Вряд ли кто-нибудь поймет, что прекрасного нашла она в жестком мужском пиджаке, пропахшем табаком и потом; но Анчи зарывается в него лицом, и ничто на свете не заставит ее поднять глаза к звездам; так она счастлива в этом темном, пахучем убежище. Ее волосы щекочут нос Прокопа, от них исходит чудесный тонкий запах. Прокоп гладит ее опущенные плечи, ее юную шейку и грудь и встречает лишь трепещущую покорность; тут он забывает все, резко и грубо запрокидывает ей голову, хочет поцеловать влажные губы. Но Анчи — Анчи бешено отбивается, она просто в ужасе, твердит: "Нет, нет, нет"… — и снова утыка ется лицом в его пиджак, и он слышит, как сильно бьется ее испуганное сердечко.
И тут Прокоп понимает, что этот поцелуй был бы первым в ее жизни.
Тогда ему становится стыдно, его охватывает безграничная нежность, и он уже ни на что больше не отваживается — только гладит ее по волосам: это можно, это можно; господи, она ведь еще совсем ребенок и совсем глупенькая! А теперь — ни слова, ни словечка больше, чтобы даже дыханием не оскорбить неслыханного детства этой белой рослой телочки; ни одной мысли, которая могла бы грубо объяснить смятенные побуждения этого вечера! Он говорит, сам не понимая что; в его речах звучит медвежья мелодия, и нет никакого синтаксиса; они касаются попеременно звезд, любви, бога, прекрасной ночи и какой-то оперы — название и сюжет Прокоп не в силах вспомнить, но скрипки и человеческие голоса звучат в нем опьяняющим звоном. Временами ему кажется, что Анчи уснула; он умолкает, пока блаженный, сонный вздох на его плече не доказывает, что его слушают внимательно.
Потом Анчи выпрямилась, сложила руки на коленях и задумалась.
— Не знаю, не знаю, — томно сказала она, — никак не могу поверить, что это — правда…
По небу светлой черточкой скатилась звезда.

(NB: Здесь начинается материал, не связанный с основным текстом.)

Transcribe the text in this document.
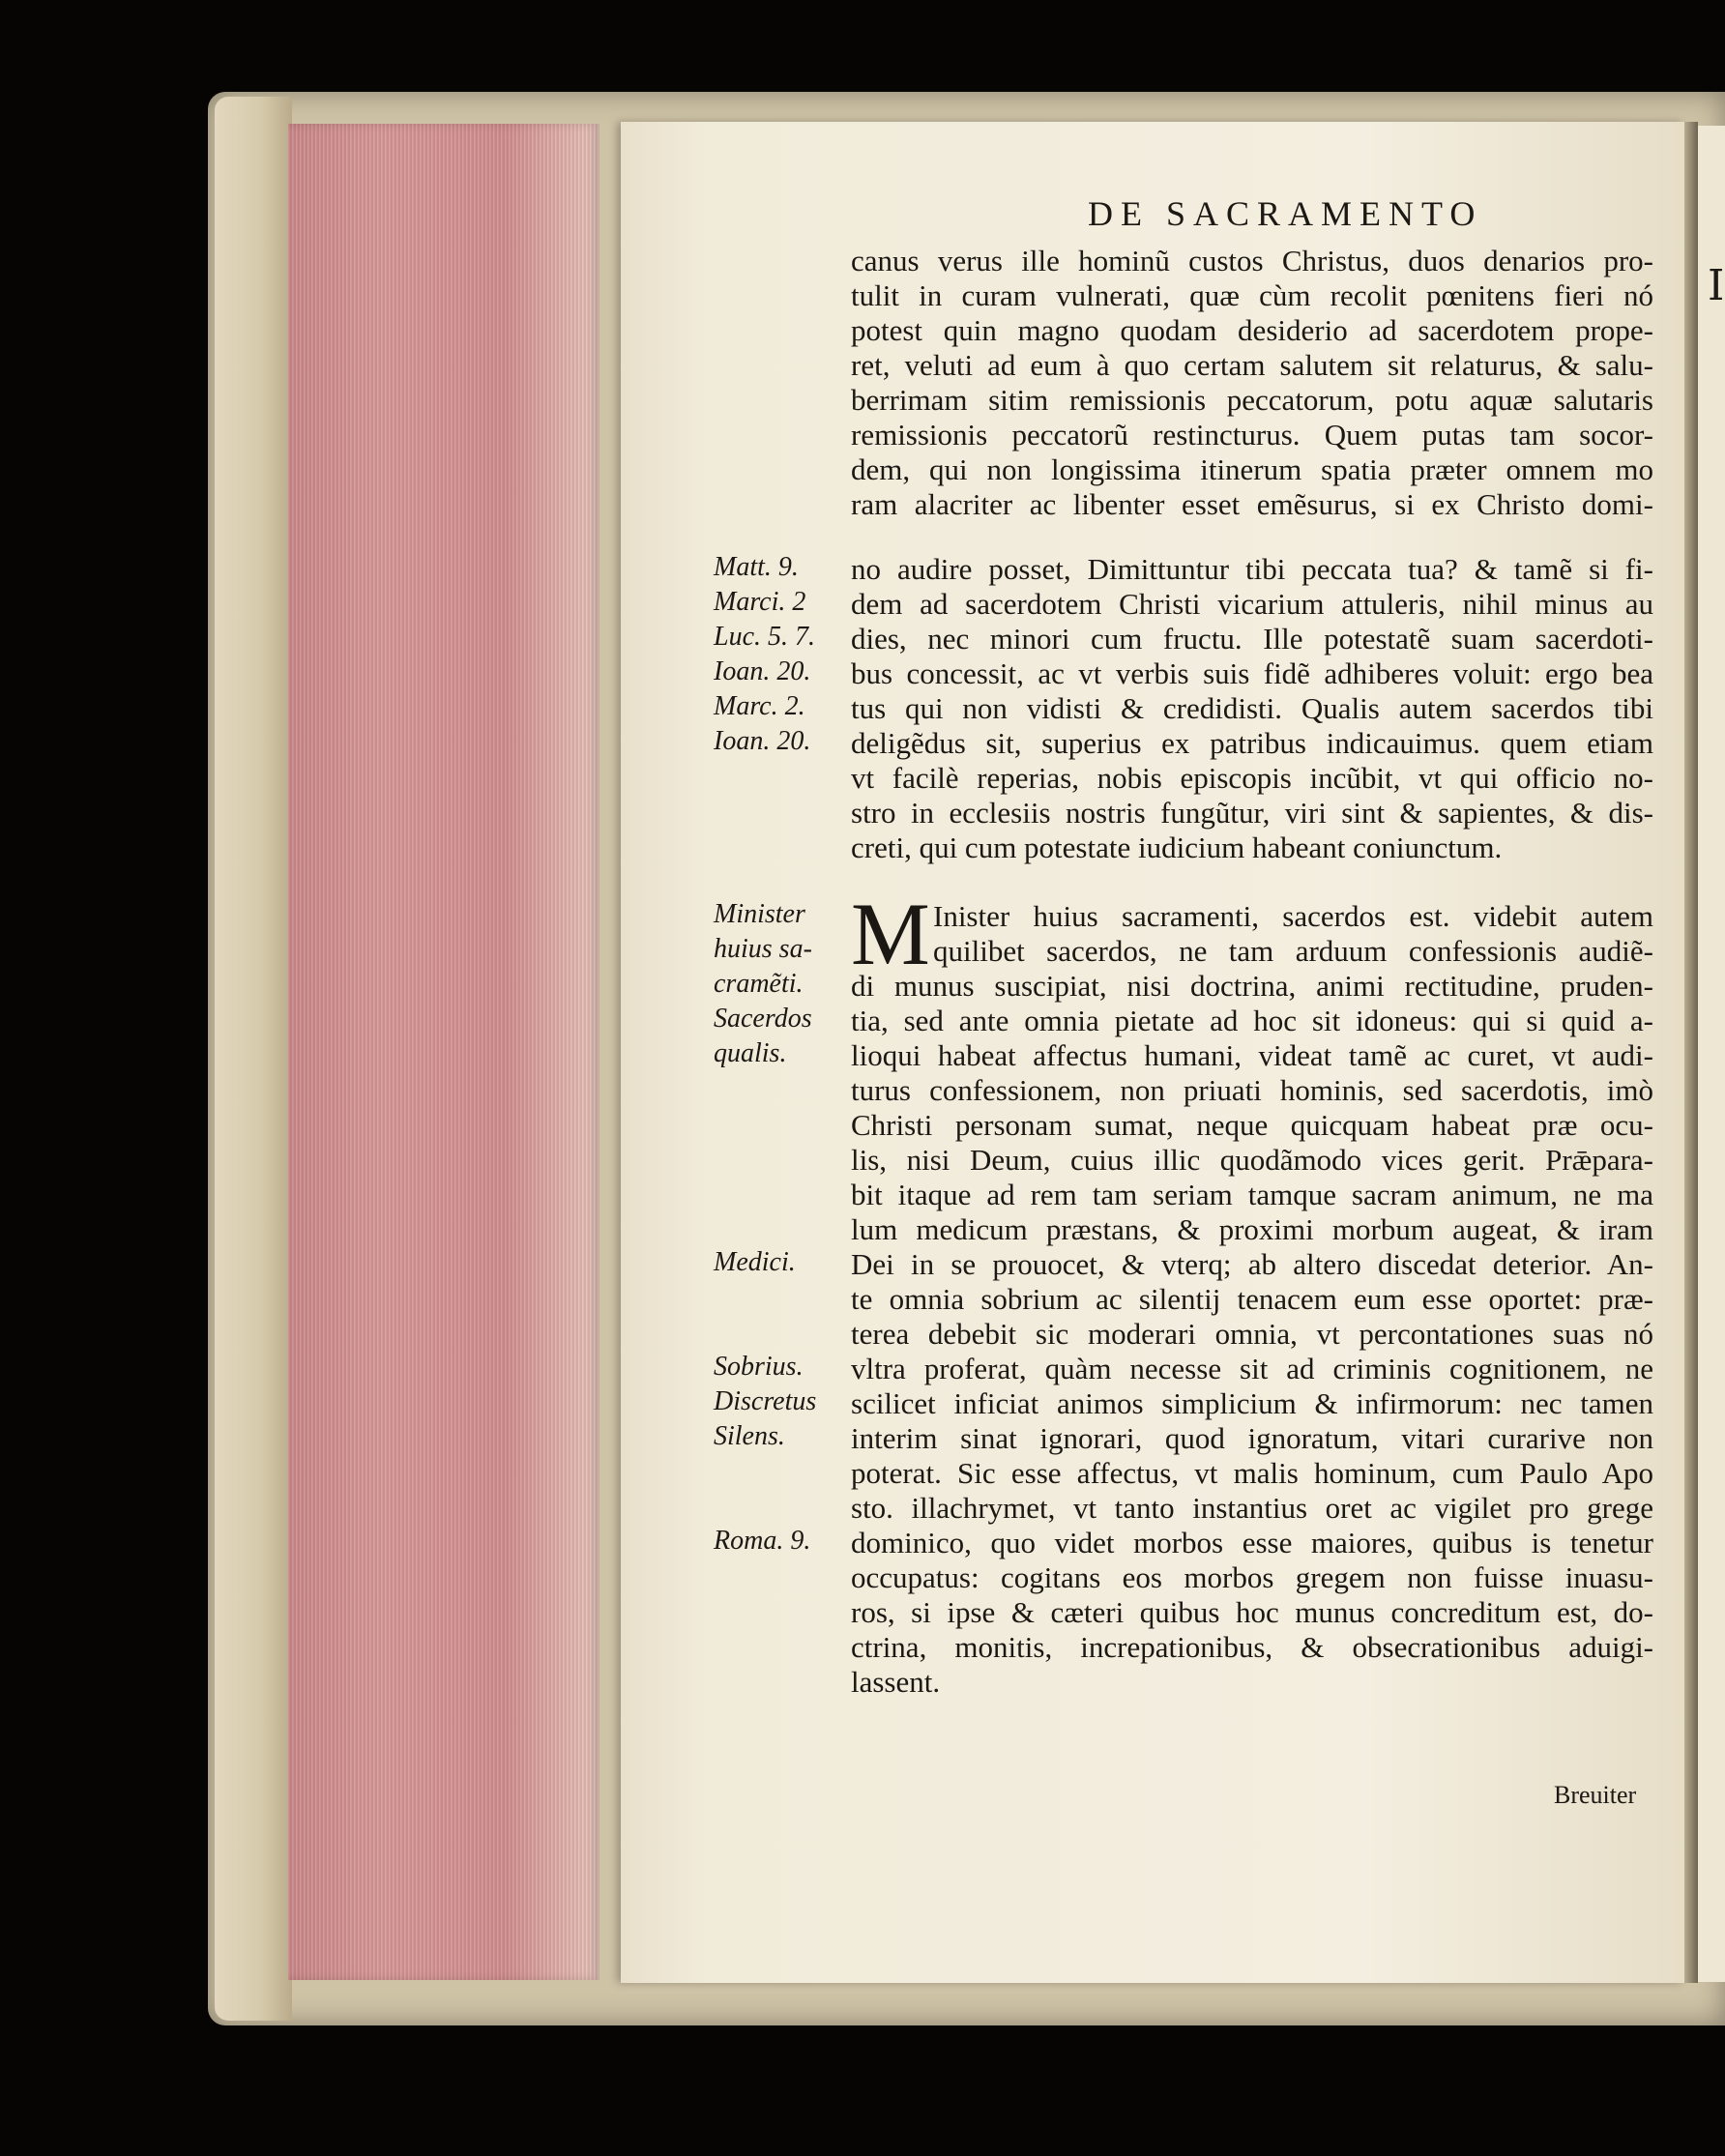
I
DE SACRAMENTO
canus verus ille hominũ custos Christus, duos denarios pro-
tulit in curam vulnerati, quæ cùm recolit pœnitens fieri nó
potest quin magno quodam desiderio ad sacerdotem prope-
ret, veluti ad eum à quo certam salutem sit relaturus, & salu-
berrimam sitim remissionis peccatorum, potu aquæ salutaris
remissionis peccatorũ restincturus. Quem putas tam socor-
dem, qui non longissima itinerum spatia præter omnem mo
ram alacriter ac libenter esset emẽsurus, si ex Christo domi-
no audire posset, Dimittuntur tibi peccata tua? & tamẽ si fi-
dem ad sacerdotem Christi vicarium attuleris, nihil minus au
dies, nec minori cum fructu. Ille potestatẽ suam sacerdoti-
bus concessit, ac vt verbis suis fidẽ adhiberes voluit: ergo bea
tus qui non vidisti & credidisti. Qualis autem sacerdos tibi
deligẽdus sit, superius ex patribus indicauimus. quem etiam
vt facilè reperias, nobis episcopis incũbit, vt qui officio no-
stro in ecclesiis nostris fungũtur, viri sint & sapientes, & dis-
creti, qui cum potestate iudicium habeant coniunctum.
M Inister huius sacramenti, sacerdos est. videbit autem
quilibet sacerdos, ne tam arduum confessionis audiẽ-
di munus suscipiat, nisi doctrina, animi rectitudine, pruden-
tia, sed ante omnia pietate ad hoc sit idoneus: qui si quid a-
lioqui habeat affectus humani, videat tamẽ ac curet, vt audi-
turus confessionem, non priuati hominis, sed sacerdotis, imò
Christi personam sumat, neque quicquam habeat præ ocu-
lis, nisi Deum, cuius illic quodãmodo vices gerit. Prǣpara-
bit itaque ad rem tam seriam tamque sacram animum, ne ma
lum medicum præstans, & proximi morbum augeat, & iram
Dei in se prouocet, & vterq; ab altero discedat deterior. An-
te omnia sobrium ac silentij tenacem eum esse oportet: præ-
terea debebit sic moderari omnia, vt percontationes suas nó
vltra proferat, quàm necesse sit ad criminis cognitionem, ne
scilicet inficiat animos simplicium & infirmorum: nec tamen
interim sinat ignorari, quod ignoratum, vitari curarive non
poterat. Sic esse affectus, vt malis hominum, cum Paulo Apo
sto. illachrymet, vt tanto instantius oret ac vigilet pro grege
dominico, quo videt morbos esse maiores, quibus is tenetur
occupatus: cogitans eos morbos gregem non fuisse inuasu-
ros, si ipse & cæteri quibus hoc munus concreditum est, do-
ctrina, monitis, increpationibus, & obsecrationibus aduigi-
lassent.
Matt. 9.
Marci. 2
Luc. 5. 7.
Ioan. 20.
Marc. 2.
Ioan. 20.
Minister
huius sa-
cramẽti.
Sacerdos
qualis.
Medici.
Sobrius.
Discretus
Silens.
Roma. 9.
Breuiter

Благоухает жасмин, спят закрывшиеся шары пионов, дыхание неведомого божества шелестит в вершинах деревьев.
— Как бы мне хотелось остаться здесь, — шепнула Анчи.
Еще раз пришлось Прокопу выдержать безмолвный бой с искушением.
— Спокойной ночи, Анчи, — заставил он себя сказать. Что, если… если вернется ваш папа?..
Анчи послушно встала.
— Доброй ночи. — Она еще колебалась.
Так стояли они лицом к лицу и не знали, что начать… или кончить. Анчи была бледна, глаза ее растерянно моргали, вся ее фигурка говорила о том, что она готова решиться на какой-то подвиг; но когда Прокоп, совсем уже теряя голову, протянул руку к ее локтю, она трусливо увернулась и пошла на попятный. Они шагали по садовой дорожке, и расстояние между ними было не меньше метра; но когда добрались до того места, где лежали самые черные тени, — видимо, потеряли направление, потому что Прокоп стукнулся зубами о чей-то лоб, торопливо поцеловал холодный нос и нашел своими губами отчаянно сжатый рот; и он грубо разрыл его, ломая девичью шею, раздвинул стучащие зубы и исступленно стал целовать жаркие, влажные, раскрытые, стонущие губы.
Ей удалось вырваться, она отошла к калитке и заплакала. Прокоп бросился утешать ее, он гладит ее, рассеивает поцелуи по волосам, по уху, по шее, спине, но ничто не помогает; он молит, поворачивает к себе мокрое личико, мокрые глаза, мокрый всхлипывающий рот — его губы полны соленой влаги слез, а он все целует и гладит — и вдруг чувствует, что она уже ничему не сопротивляется, она отдалась на его милость и, наверное, плачет над своим страшным поражением.
Тогда в Прокопе разом проснулась вся мужская рыцарственность, он выпустил из рук этот жалкий комочек и, растроганный до слез, только целует дрожащие, смоченные слезами пальцы. Вот так, так-то лучше… И тут она прижимает свое лицо к его грубой лапе, целует ее влажными, обжигающими губами, ласкает горячим дыханием, трепетными, мокрыми ресницами — и не дает, не отпускает его руку. Тогда и он заморгал часто, затаил дыхание — чтобы не задохнуться от мучительной нежности.
Анчи подняла голову.
— Доброй ночи, — сказала она тихо и очень просто подставила губы.
И Прокоп склонился над ними, поцеловал, как дуновение ветерка, нежно, как только умел, — и не осмелился провожать ее дальше; постоял в каком-то оцепенении, потом побрел совсем на другой конец сада, куда не проникает ни один лучик из Анчиного окна; и там он стоит, словно молится. Но нет, это не молитва — это всего лишь прекраснейшая ночь его жизни.